Playing With Local LLMs

Back to the Basics

I have been spending a lot of time messing with local LLMs and getting a feel for the architectural requirements for building LLM services. I can’t say I have done anything groundbreaking through this process, but it has been eye-opening to see how much there is to learn in this space. Right away, I was presented with dozens of terms I had no familiarity with and no basis for understanding. It felt similar to the early days of my career, wading through a bog of acronyms with nothing but a candle and a dream that one day I’d be able to see clearly enough to be useful. Since then, I feel like I have at least upgraded to a torch.

As with anything else, I took it one step at a time and committed to developing at least a baseline understanding of the keywords before diving in and trying to set anything up. I’ll give you the abridged version:

LLM - A language model trained on billions of parameters
Transformer - Neural network architecture used in most LLMs
Token - Numerical representations of a bit of text
Tokenization - The process of converting text to tokens
Quantization - Reduction in model weight precision to reduce compute costs
Model Weights - Determine the level of importance of an input token There is a lot more to learn/understand if you want to take the dive on how LLMs actually work, but that’s at least enough exposition to make hosting one a little less daunting.

Choosing A Model

If a magic “do the math for me” button exists, I haven’t found it.
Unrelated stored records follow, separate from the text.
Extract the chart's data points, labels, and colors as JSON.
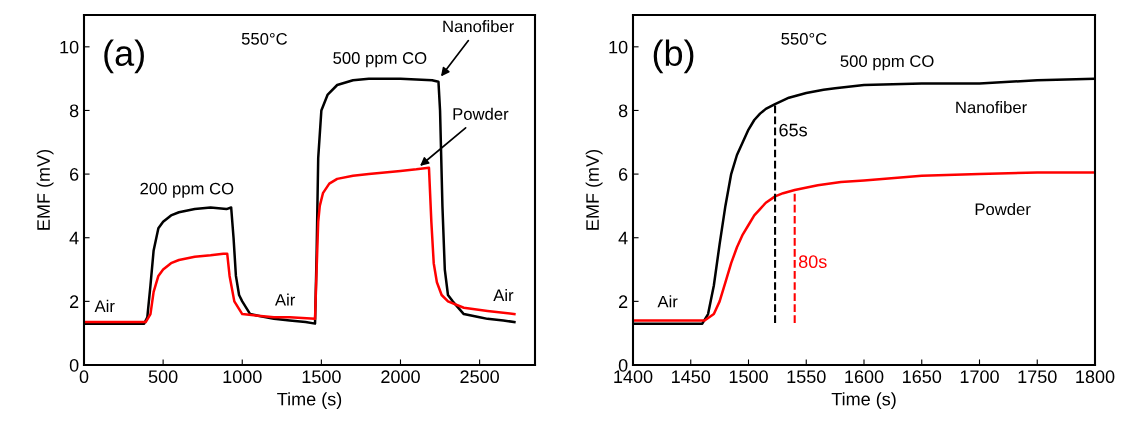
{
  "chart_data": [
    {
      "type": "line",
      "title": "(a)",
      "xlabel": "Time (s)",
      "ylabel": "EMF (mV)",
      "xlim": [
        0,
        2850
      ],
      "ylim": [
        0,
        11
      ],
      "xticks": [
        0,
        500,
        1000,
        1500,
        2000,
        2500
      ],
      "yticks": [
        0,
        2,
        4,
        6,
        8,
        10
      ],
      "grid": false,
      "legend": false,
      "series": [
        {
          "color": "#000000",
          "x": [
            0,
            200,
            380,
            400,
            420,
            440,
            470,
            500,
            550,
            600,
            700,
            800,
            900,
            930,
            945,
            960,
            980,
            1000,
            1050,
            1100,
            1200,
            1300,
            1400,
            1460,
            1470,
            1480,
            1500,
            1540,
            1600,
            1700,
            1800,
            2000,
            2200,
            2240,
            2250,
            2265,
            2280,
            2300,
            2330,
            2400,
            2500,
            2550,
            2650,
            2720
          ],
          "values": [
            1.3,
            1.3,
            1.3,
            1.5,
            2.5,
            3.6,
            4.3,
            4.5,
            4.7,
            4.8,
            4.9,
            4.95,
            4.9,
            4.95,
            4.0,
            2.8,
            2.2,
            2.0,
            1.6,
            1.55,
            1.45,
            1.4,
            1.35,
            1.3,
            3.5,
            6.5,
            8.0,
            8.5,
            8.8,
            8.95,
            9.0,
            9.0,
            8.95,
            8.9,
            8.0,
            5.0,
            3.0,
            2.2,
            2.0,
            1.6,
            1.5,
            1.45,
            1.4,
            1.35
          ]
        },
        {
          "color": "#ff0000",
          "x": [
            0,
            200,
            390,
            420,
            440,
            470,
            500,
            550,
            600,
            700,
            800,
            880,
            905,
            920,
            950,
            1000,
            1100,
            1200,
            1300,
            1460,
            1470,
            1480,
            1490,
            1510,
            1550,
            1600,
            1700,
            1800,
            2000,
            2100,
            2180,
            2195,
            2210,
            2230,
            2260,
            2300,
            2400,
            2550,
            2720
          ],
          "values": [
            1.35,
            1.35,
            1.35,
            1.6,
            2.3,
            2.8,
            3.0,
            3.2,
            3.3,
            3.4,
            3.45,
            3.5,
            3.5,
            2.8,
            2.0,
            1.6,
            1.55,
            1.5,
            1.5,
            1.45,
            3.0,
            4.5,
            5.0,
            5.4,
            5.7,
            5.85,
            5.95,
            6.0,
            6.1,
            6.15,
            6.2,
            4.5,
            3.2,
            2.6,
            2.2,
            2.0,
            1.8,
            1.7,
            1.6
          ]
        }
      ],
      "annotations": [
        "550°C",
        "Air",
        "200 ppm CO",
        "Air",
        "500 ppm CO",
        {
          "text": "Nanofiber",
          "x": 2245,
          "y": 9.0
        },
        {
          "text": "Powder",
          "x": 2110,
          "y": 6.2
        },
        "Air"
      ]
    },
    {
      "type": "line",
      "title": "(b)",
      "xlabel": "Time (s)",
      "ylabel": "EMF (mV)",
      "xlim": [
        1400,
        1800
      ],
      "ylim": [
        0,
        11
      ],
      "xticks": [
        1400,
        1450,
        1500,
        1550,
        1600,
        1650,
        1700,
        1750,
        1800
      ],
      "yticks": [
        0,
        2,
        4,
        6,
        8,
        10
      ],
      "grid": false,
      "legend": false,
      "series": [
        {
          "color": "#000000",
          "x": [
            1400,
            1430,
            1460,
            1465,
            1470,
            1475,
            1480,
            1485,
            1490,
            1495,
            1500,
            1505,
            1510,
            1515,
            1523,
            1535,
            1550,
            1565,
            1575,
            1600,
            1650,
            1700,
            1750,
            1800
          ],
          "values": [
            1.3,
            1.3,
            1.3,
            1.6,
            2.5,
            3.8,
            5.0,
            6.0,
            6.6,
            7.0,
            7.4,
            7.7,
            7.9,
            8.05,
            8.2,
            8.4,
            8.55,
            8.65,
            8.7,
            8.8,
            8.85,
            8.85,
            8.95,
            9.0
          ]
        },
        {
          "color": "#ff0000",
          "x": [
            1400,
            1430,
            1462,
            1470,
            1475,
            1480,
            1485,
            1490,
            1495,
            1500,
            1505,
            1510,
            1515,
            1523,
            1530,
            1540,
            1560,
            1580,
            1600,
            1650,
            1700,
            1750,
            1800
          ],
          "values": [
            1.4,
            1.4,
            1.4,
            1.6,
            2.0,
            2.6,
            3.2,
            3.7,
            4.1,
            4.4,
            4.7,
            4.9,
            5.1,
            5.3,
            5.4,
            5.5,
            5.65,
            5.75,
            5.8,
            5.95,
            6.0,
            6.05,
            6.05
          ]
        }
      ],
      "ref_lines": [
        {
          "axis": "x",
          "value": 1523,
          "label": "65s",
          "color": "#000000",
          "line_style": "dashed"
        },
        {
          "axis": "x",
          "value": 1540,
          "label": "80s",
          "color": "#ff0000",
          "line_style": "dashed"
        }
      ],
      "annotations": [
        "550°C",
        "500 ppm CO",
        "Nanofiber",
        "Powder",
        "Air"
      ]
    }
  ]
}
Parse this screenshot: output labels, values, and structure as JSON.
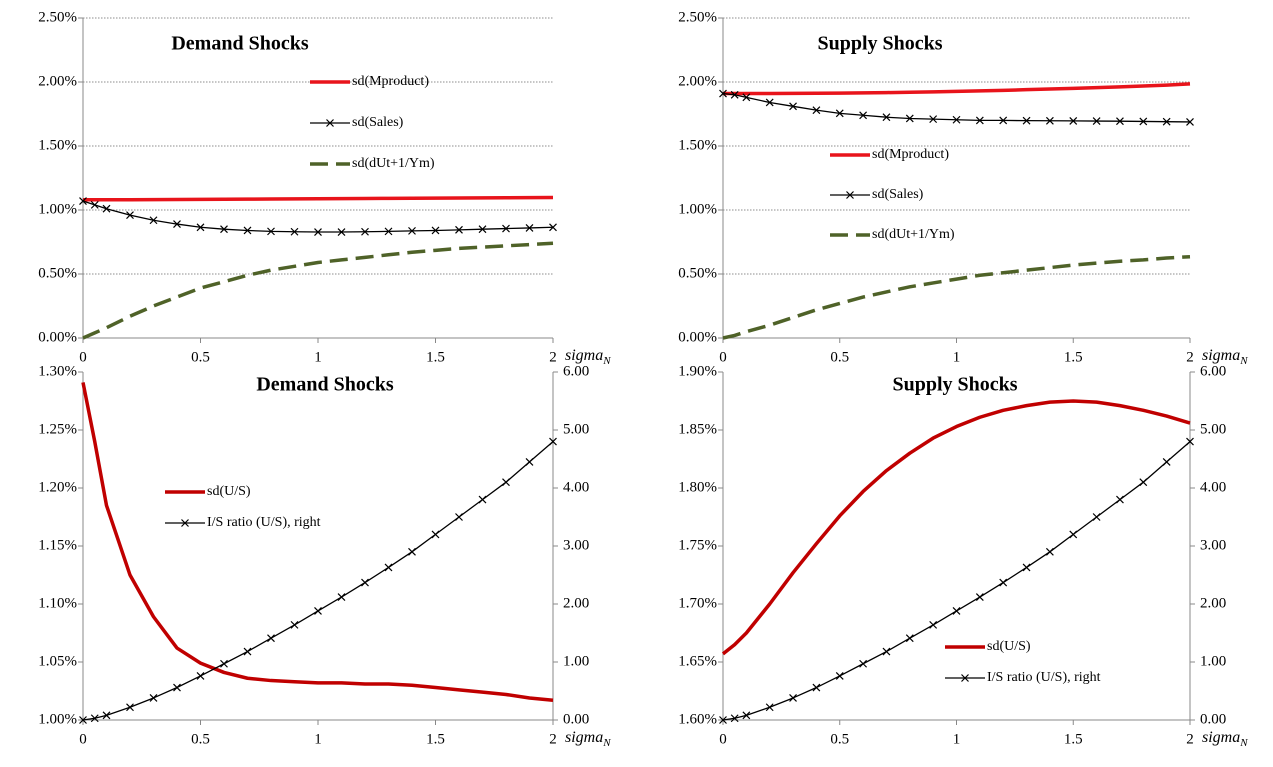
{
  "chart_data": [
    {
      "type": "line",
      "title": "Demand Shocks",
      "legend": "upper center",
      "xlabel": "sigma",
      "xlabel_subscript": "N",
      "x": [
        0,
        0.05,
        0.1,
        0.2,
        0.3,
        0.4,
        0.5,
        0.6,
        0.7,
        0.8,
        0.9,
        1,
        1.1,
        1.2,
        1.3,
        1.4,
        1.5,
        1.6,
        1.7,
        1.8,
        1.9,
        2
      ],
      "xlim": [
        0,
        2
      ],
      "xticks": [
        0,
        0.5,
        1,
        1.5,
        2
      ],
      "ylim": [
        0,
        2.5
      ],
      "yticks": [
        {
          "value": 0,
          "label": "0.00%"
        },
        {
          "value": 0.5,
          "label": "0.50%"
        },
        {
          "value": 1,
          "label": "1.00%"
        },
        {
          "value": 1.5,
          "label": "1.50%"
        },
        {
          "value": 2,
          "label": "2.00%"
        },
        {
          "value": 2.5,
          "label": "2.50%"
        }
      ],
      "grid": true,
      "series": [
        {
          "name": "sd(Mproduct)",
          "color": "#e8141b",
          "line_style": "solid",
          "values": [
            1.08,
            1.08,
            1.08,
            1.08,
            1.081,
            1.082,
            1.083,
            1.084,
            1.085,
            1.086,
            1.087,
            1.088,
            1.089,
            1.09,
            1.091,
            1.092,
            1.093,
            1.094,
            1.095,
            1.096,
            1.097,
            1.098
          ]
        },
        {
          "name": "sd(Sales)",
          "color": "#000000",
          "line_style": "solid",
          "marker": "x",
          "values": [
            1.07,
            1.04,
            1.01,
            0.96,
            0.92,
            0.89,
            0.865,
            0.85,
            0.84,
            0.833,
            0.83,
            0.828,
            0.828,
            0.83,
            0.833,
            0.837,
            0.84,
            0.845,
            0.85,
            0.855,
            0.86,
            0.865
          ]
        },
        {
          "name": "sd(dUt+1/Ym)",
          "color": "#4f6228",
          "line_style": "dashed",
          "values": [
            0,
            0.04,
            0.08,
            0.17,
            0.25,
            0.32,
            0.39,
            0.44,
            0.49,
            0.53,
            0.56,
            0.59,
            0.61,
            0.63,
            0.65,
            0.67,
            0.685,
            0.7,
            0.71,
            0.72,
            0.73,
            0.74
          ]
        }
      ]
    },
    {
      "type": "line",
      "title": "Supply Shocks",
      "legend": "center left",
      "xlabel": "sigma",
      "xlabel_subscript": "N",
      "x": [
        0,
        0.05,
        0.1,
        0.2,
        0.3,
        0.4,
        0.5,
        0.6,
        0.7,
        0.8,
        0.9,
        1,
        1.1,
        1.2,
        1.3,
        1.4,
        1.5,
        1.6,
        1.7,
        1.8,
        1.9,
        2
      ],
      "xlim": [
        0,
        2
      ],
      "xticks": [
        0,
        0.5,
        1,
        1.5,
        2
      ],
      "ylim": [
        0,
        2.5
      ],
      "yticks": [
        {
          "value": 0,
          "label": "0.00%"
        },
        {
          "value": 0.5,
          "label": "0.50%"
        },
        {
          "value": 1,
          "label": "1.00%"
        },
        {
          "value": 1.5,
          "label": "1.50%"
        },
        {
          "value": 2,
          "label": "2.00%"
        },
        {
          "value": 2.5,
          "label": "2.50%"
        }
      ],
      "grid": true,
      "series": [
        {
          "name": "sd(Mproduct)",
          "color": "#e8141b",
          "line_style": "solid",
          "values": [
            1.91,
            1.91,
            1.91,
            1.91,
            1.911,
            1.912,
            1.913,
            1.915,
            1.917,
            1.92,
            1.923,
            1.927,
            1.931,
            1.935,
            1.94,
            1.945,
            1.95,
            1.956,
            1.962,
            1.969,
            1.976,
            1.985
          ]
        },
        {
          "name": "sd(Sales)",
          "color": "#000000",
          "line_style": "solid",
          "marker": "x",
          "values": [
            1.91,
            1.9,
            1.88,
            1.84,
            1.81,
            1.78,
            1.755,
            1.74,
            1.725,
            1.715,
            1.71,
            1.705,
            1.7,
            1.7,
            1.698,
            1.697,
            1.696,
            1.695,
            1.694,
            1.692,
            1.69,
            1.688
          ]
        },
        {
          "name": "sd(dUt+1/Ym)",
          "color": "#4f6228",
          "line_style": "dashed",
          "values": [
            0,
            0.02,
            0.05,
            0.1,
            0.16,
            0.22,
            0.27,
            0.32,
            0.36,
            0.4,
            0.43,
            0.46,
            0.49,
            0.51,
            0.53,
            0.55,
            0.57,
            0.585,
            0.6,
            0.61,
            0.625,
            0.635
          ]
        }
      ]
    },
    {
      "type": "line",
      "title": "Demand Shocks",
      "legend": "upper left",
      "xlabel": "sigma",
      "xlabel_subscript": "N",
      "x": [
        0,
        0.05,
        0.1,
        0.2,
        0.3,
        0.4,
        0.5,
        0.6,
        0.7,
        0.8,
        0.9,
        1,
        1.1,
        1.2,
        1.3,
        1.4,
        1.5,
        1.6,
        1.7,
        1.8,
        1.9,
        2
      ],
      "xlim": [
        0,
        2
      ],
      "xticks": [
        0,
        0.5,
        1,
        1.5,
        2
      ],
      "ylim": [
        1,
        1.3
      ],
      "yticks": [
        {
          "value": 1,
          "label": "1.00%"
        },
        {
          "value": 1.05,
          "label": "1.05%"
        },
        {
          "value": 1.1,
          "label": "1.10%"
        },
        {
          "value": 1.15,
          "label": "1.15%"
        },
        {
          "value": 1.2,
          "label": "1.20%"
        },
        {
          "value": 1.25,
          "label": "1.25%"
        },
        {
          "value": 1.3,
          "label": "1.30%"
        }
      ],
      "y2lim": [
        0,
        6
      ],
      "y2ticks": [
        {
          "value": 0,
          "label": "0.00"
        },
        {
          "value": 1,
          "label": "1.00"
        },
        {
          "value": 2,
          "label": "2.00"
        },
        {
          "value": 3,
          "label": "3.00"
        },
        {
          "value": 4,
          "label": "4.00"
        },
        {
          "value": 5,
          "label": "5.00"
        },
        {
          "value": 6,
          "label": "6.00"
        }
      ],
      "grid": false,
      "series": [
        {
          "name": "sd(U/S)",
          "color": "#c00000",
          "line_style": "solid",
          "values": [
            1.291,
            1.24,
            1.185,
            1.125,
            1.089,
            1.062,
            1.049,
            1.041,
            1.036,
            1.034,
            1.033,
            1.032,
            1.032,
            1.031,
            1.031,
            1.03,
            1.028,
            1.026,
            1.024,
            1.022,
            1.019,
            1.017
          ]
        },
        {
          "name": "I/S ratio (U/S), right",
          "color": "#000000",
          "line_style": "thin",
          "marker": "x",
          "axis": "y2",
          "values": [
            0,
            0.03,
            0.08,
            0.22,
            0.38,
            0.56,
            0.76,
            0.97,
            1.18,
            1.41,
            1.64,
            1.88,
            2.12,
            2.37,
            2.63,
            2.9,
            3.2,
            3.5,
            3.8,
            4.1,
            4.45,
            4.8
          ]
        }
      ]
    },
    {
      "type": "line",
      "title": "Supply Shocks",
      "legend": "lower right",
      "xlabel": "sigma",
      "xlabel_subscript": "N",
      "x": [
        0,
        0.05,
        0.1,
        0.2,
        0.3,
        0.4,
        0.5,
        0.6,
        0.7,
        0.8,
        0.9,
        1,
        1.1,
        1.2,
        1.3,
        1.4,
        1.5,
        1.6,
        1.7,
        1.8,
        1.9,
        2
      ],
      "xlim": [
        0,
        2
      ],
      "xticks": [
        0,
        0.5,
        1,
        1.5,
        2
      ],
      "ylim": [
        1.6,
        1.9
      ],
      "yticks": [
        {
          "value": 1.6,
          "label": "1.60%"
        },
        {
          "value": 1.65,
          "label": "1.65%"
        },
        {
          "value": 1.7,
          "label": "1.70%"
        },
        {
          "value": 1.75,
          "label": "1.75%"
        },
        {
          "value": 1.8,
          "label": "1.80%"
        },
        {
          "value": 1.85,
          "label": "1.85%"
        },
        {
          "value": 1.9,
          "label": "1.90%"
        }
      ],
      "y2lim": [
        0,
        6
      ],
      "y2ticks": [
        {
          "value": 0,
          "label": "0.00"
        },
        {
          "value": 1,
          "label": "1.00"
        },
        {
          "value": 2,
          "label": "2.00"
        },
        {
          "value": 3,
          "label": "3.00"
        },
        {
          "value": 4,
          "label": "4.00"
        },
        {
          "value": 5,
          "label": "5.00"
        },
        {
          "value": 6,
          "label": "6.00"
        }
      ],
      "grid": false,
      "series": [
        {
          "name": "sd(U/S)",
          "color": "#c00000",
          "line_style": "solid",
          "values": [
            1.657,
            1.665,
            1.675,
            1.7,
            1.727,
            1.752,
            1.776,
            1.797,
            1.815,
            1.83,
            1.843,
            1.853,
            1.861,
            1.867,
            1.871,
            1.874,
            1.875,
            1.874,
            1.871,
            1.867,
            1.862,
            1.856
          ]
        },
        {
          "name": "I/S ratio (U/S), right",
          "color": "#000000",
          "line_style": "thin",
          "marker": "x",
          "axis": "y2",
          "values": [
            0,
            0.03,
            0.08,
            0.22,
            0.38,
            0.56,
            0.76,
            0.97,
            1.18,
            1.41,
            1.64,
            1.88,
            2.12,
            2.37,
            2.63,
            2.9,
            3.2,
            3.5,
            3.8,
            4.1,
            4.45,
            4.8
          ]
        }
      ]
    }
  ]
}
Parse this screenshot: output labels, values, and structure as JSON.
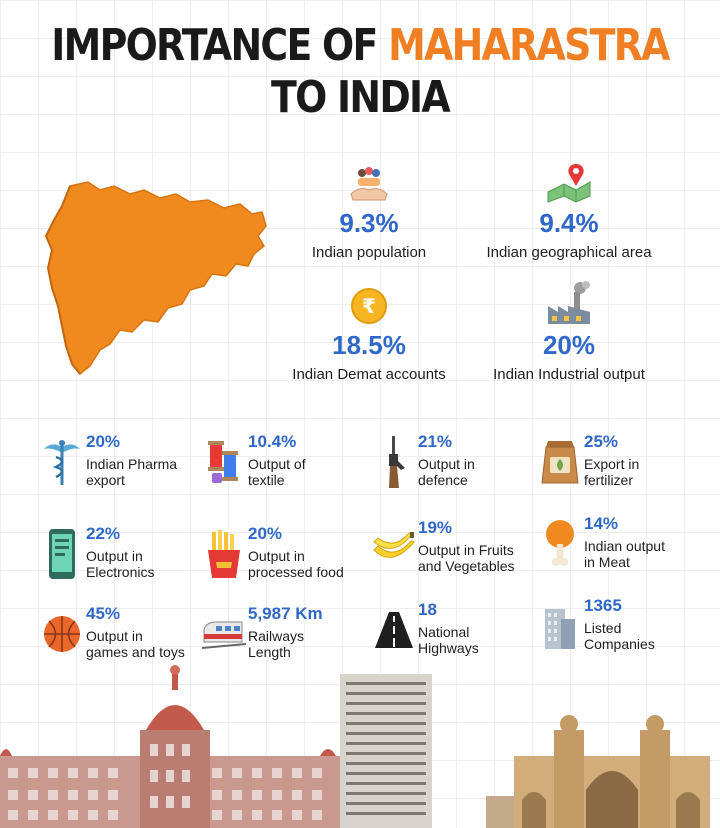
{
  "title": {
    "line1_prefix": "IMPORTANCE OF ",
    "line1_accent": "MAHARASTRA",
    "line2": "TO INDIA"
  },
  "colors": {
    "accent": "#ef7f22",
    "value_blue": "#2f68c9",
    "text": "#1e1e1e"
  },
  "headline_stats": [
    {
      "icon": "hands-people-icon",
      "value": "9.3%",
      "label": "Indian population"
    },
    {
      "icon": "map-pin-icon",
      "value": "9.4%",
      "label": "Indian geographical area"
    },
    {
      "icon": "rupee-coin-icon",
      "value": "18.5%",
      "label": "Indian Demat accounts"
    },
    {
      "icon": "factory-icon",
      "value": "20%",
      "label": "Indian Industrial output"
    }
  ],
  "stats": [
    {
      "icon": "caduceus-icon",
      "value": "20%",
      "label": "Indian Pharma\nexport"
    },
    {
      "icon": "thread-spools-icon",
      "value": "10.4%",
      "label": "Output of\ntextile"
    },
    {
      "icon": "rifle-icon",
      "value": "21%",
      "label": "Output in\ndefence"
    },
    {
      "icon": "fertilizer-bag-icon",
      "value": "25%",
      "label": "Export in\nfertilizer"
    },
    {
      "icon": "smartphone-icon",
      "value": "22%",
      "label": "Output in\nElectronics"
    },
    {
      "icon": "french-fries-icon",
      "value": "20%",
      "label": "Output in\nprocessed food"
    },
    {
      "icon": "banana-icon",
      "value": "19%",
      "label": "Output in Fruits\nand Vegetables"
    },
    {
      "icon": "chicken-leg-icon",
      "value": "14%",
      "label": "Indian output\nin Meat"
    },
    {
      "icon": "basketball-icon",
      "value": "45%",
      "label": "Output in\ngames and toys"
    },
    {
      "icon": "train-icon",
      "value": "5,987 Km",
      "label": "Railways\nLength"
    },
    {
      "icon": "highway-icon",
      "value": "18",
      "label": "National\nHighways"
    },
    {
      "icon": "skyscraper-icon",
      "value": "1365",
      "label": "Listed\nCompanies"
    }
  ]
}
An LLM of your choice can generally guide you through figuring out what your hardware will tolerate, but can you really trust it to give you accurate numbers? I had mixed results that eventually landed me in the ballpark.

Model performance is largely dependent upon the number of parameters. A model with 14 billion parameters will outperform a model with 3 billion parameters. A flagship model is going to have a parameter count in the trillions. Quantization will reduce the precision of the model, but does cut down on the memory requirements quite a bit. It is recommended to use the largest model (parameters) you can load with 4-bit precision quantization. Now, not all 4-bit quantization is created equal. I chose to go with a model quantized with four bit AWQ. This setup is using 15GB of VRAM. I was able to set up a slightly smaller model with GPTQ Int4 quantization on a GPU with 12GB of VRAM. The context windows of these models are 40k and 32k tokens respectively.

Both models support longer context windows; however, I haven’t taken the dive on what it would take to set that up just yet. I would have to leverage RAM in addition to the available VRAM, and that would slow things down significantly.

LLM Server PoC || GTFO

I decided to serve the models with vLLM because it is the most performant option. Their documentation is fairly straightforward and works as long as you have selected a model that will run on your hardware.

vLLM - Quickstart

# Install UV (Python Package Manager)
curl -LsSf https://astral.sh/uv/install.sh | sh

# Create Virtual Environment & Install Dependencies
uv venv --python 3.13 --seed
source .venv/bin/activate # I alias this to 'activate'
uv pip install vllm --torch-backend=auto

# Start The LLM Server
uv run vllm serve Qwen/Qwen3-8B-AWQ --gpu-memory-utilization 0.9 --max-model-len 40960 --port 8084 --enable-auto-tool-choice --tool-call-parser hermes

Clients

I’m not sure how much I trust the rankings here, but OpenRouter has a pretty decent overview of what apps are being used to interact with LLMs. For my use case, Kilo Code and OpenClaw ended up being the best options. These things are relatively new to me, so I haven’t fully tuned them to my liking. I will most likely make a follow-up post with agent configurations and workflows. For now, I’m mostly using these things to debug and automate web searches. Nothing mind-blowing, it’s just another force multiplier.

I tried some other clients with mixed results. I found that the only tool call parser that worked pretty consistently was ‘Hermes’, but YMMV. MCP servers were pretty easy to set up. The Burp MCP is just an extension. Most of these things are Python scripts that run alongside whatever tool you’re hosting them with.

The only security advice I can give with OpenClaw is, “don’t be an idiot”. If it has read/write to sensitive information, you’re probably an idiot. If you can access it over the open internet, you’re probably an idiot. If you’re even thinking about giving it access to your bank, you’re definitely an idiot. Everything is fine as long as nothing goes wrong shouldn’t be your threat model.

Where Do We Go From Here?

I like what I’m seeing out of this tech, but it’s the Wild West out here. No authentication, access control, etc. I won’t name the vendor, but there are solutions out there allowing admins to arbitrarily read any/all messages between their users and LLMs without any kind of RBAC, logging, or monitoring in place. Now, IT admins have had similar access for a while, but there’s usually some kind of barrier beyond a platform login before you open that can of worms.

The only piece of advice I can give is to have fun, but be careful. This tech is currently in the stage where it will gladly let you delete System32 or, even worse, it’ll do it for you.